Hutchison Ports has always been a leader of innovative ideas that have revolutionised terminal operations, and through a number of bold investments the group has aimed to reduce its carbon footprint, improve sustainability and efficiency.

When autonomous vehicles first became popular with test runs widely seen on public roads a few years ago, the Group Operations, Engineering and IT development teams were inspired by the technology and the potential it to adapt into container terminal operations. After some initial assessments and satisfactory proof-of-concept trials, Hutchison Ports decided to partner with Westwell to develop autonomous truck technology to the groups’ network of ports in October 2019.
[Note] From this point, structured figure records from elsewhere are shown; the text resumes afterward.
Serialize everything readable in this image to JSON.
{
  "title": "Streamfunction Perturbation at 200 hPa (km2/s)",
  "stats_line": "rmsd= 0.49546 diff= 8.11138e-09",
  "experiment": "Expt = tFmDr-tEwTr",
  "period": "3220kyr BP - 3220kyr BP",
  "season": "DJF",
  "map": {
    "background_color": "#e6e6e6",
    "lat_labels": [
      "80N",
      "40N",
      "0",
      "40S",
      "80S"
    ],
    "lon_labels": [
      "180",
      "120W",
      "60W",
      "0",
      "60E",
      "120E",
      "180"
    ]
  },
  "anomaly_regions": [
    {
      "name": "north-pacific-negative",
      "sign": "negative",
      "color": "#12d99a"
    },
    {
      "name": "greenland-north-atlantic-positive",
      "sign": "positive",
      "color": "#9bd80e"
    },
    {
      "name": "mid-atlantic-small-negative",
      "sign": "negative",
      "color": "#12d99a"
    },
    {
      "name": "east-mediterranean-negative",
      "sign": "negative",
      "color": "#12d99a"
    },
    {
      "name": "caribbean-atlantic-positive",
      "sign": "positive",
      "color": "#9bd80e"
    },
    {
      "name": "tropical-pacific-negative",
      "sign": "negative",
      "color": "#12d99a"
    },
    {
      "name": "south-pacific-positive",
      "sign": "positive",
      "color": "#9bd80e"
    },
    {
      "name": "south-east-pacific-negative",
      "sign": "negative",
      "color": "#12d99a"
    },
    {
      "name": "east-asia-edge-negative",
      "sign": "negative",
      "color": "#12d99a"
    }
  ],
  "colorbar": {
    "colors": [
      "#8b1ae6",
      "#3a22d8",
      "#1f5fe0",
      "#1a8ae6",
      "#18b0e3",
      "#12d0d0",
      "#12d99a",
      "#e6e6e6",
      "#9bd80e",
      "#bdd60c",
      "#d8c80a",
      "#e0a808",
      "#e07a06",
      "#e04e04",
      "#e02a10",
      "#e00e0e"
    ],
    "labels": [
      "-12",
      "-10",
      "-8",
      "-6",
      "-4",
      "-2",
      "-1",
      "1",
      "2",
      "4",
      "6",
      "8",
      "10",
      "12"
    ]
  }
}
From its inception, Terminal D was designated to become a ‘Smart’ and ‘Green’ facility, which made the terminal the ideal location to kick off the journey of autonomous truck implementation. With the terminal’s state-of-the-art infrastructure and technological resources, it had the capacity to support new technologies and readily open its doors to more technological optimisation and upgrades. It is the most suitable terminal to pioneer new technology, pilot projects and benchmark new digital solutions and equipment, a de facto ‘laboratory’ for the group.

Terminal D has already been crowned the world’s first port to operate both remote-control quay cranes and automated rubber-tyred gantry cranes, and today it is the first port to operate AI autonomous truck in a ‘true’ mixed traffic mode terminal operations.


The autonomous truck is designed without a driver cab and built-in AI, advanced sensors, HD cameras and GPS to navigate around the terminal and perform specific tasks assigned by nGen (a proprietary Terminal Operating System by Hutchison Ports).

With numerous trial runs and safety test results verified by risk assessment experts, the autonomous truck operates like any ordinary conventional truck with a human driver, only safer and more efficient.

The autonomous trucks at Terminal D have completed the first barge operation and first feeder vessel operation in September and October 2020 respectively. In January 2021, the autonomous trucks, together with other internal trucks, completed the first mother vessel operation.

Hutchison Ports has successfully adapted the autonomous truck from a concept vehicle to a pragmatic workhorse that has enhanced and improved productivity and safety levels at Terminal D.

Another important aspect of success in this project, has been the overall acceptance of innovation within the Hutchison Ports Thailand workforce. Staff are keen to work with new technology and have embraced the introduction of remote-control equipment. With the autonomous trucks already in production, staff can now perform new tasks and assignments to further improve terminal efficiency and productivity. It is a testament to the professional, progressive, and engaging project team which turn the autonomous truck concept into a reality.


Hutchison Ports set the standard for automation with its ECT Delta terminal in Rotterdam, the world’s forerunner to Automated Guided Vehicles (AGV) in the 1990s. Through continuous investment, and especially the combination of advanced knowledge and technology, ECT Delta is still leading the way today in Europe.

Since then, the group has been rolling out many inventive terminal developments and projects throughout its network of ports. These cutting-edge developments have resulted in improved cost efficiency, increased productivity and reduced downtime. The benefits range from lower ‘long-term’ operating costs, energy efficiency, greener credentials and better staff welfare.


The autonomous truck incorporates a neuromorphic chip that can teach, train and enhance the vehicle with a high level of integration and self-learning. The vehicle can then solve complex problems with its AI and respond and act independently to complete an action or task. Loaded with banks of advanced sensors and HD cameras, the vehicle gathers images of the local geography so it can navigate safely, effectively and freely through busy terminals without physical segregation from other manned trucks.

The AGV is a driverless vehicle that tracks along the transponders below the terminal ground for navigation and use lasers for safety. The AGV operates in dedicated routes which limits its flexibility compared to AI enabled autonomous truck. The AGV operates in a dedicated area fully separated from other manned vehicles.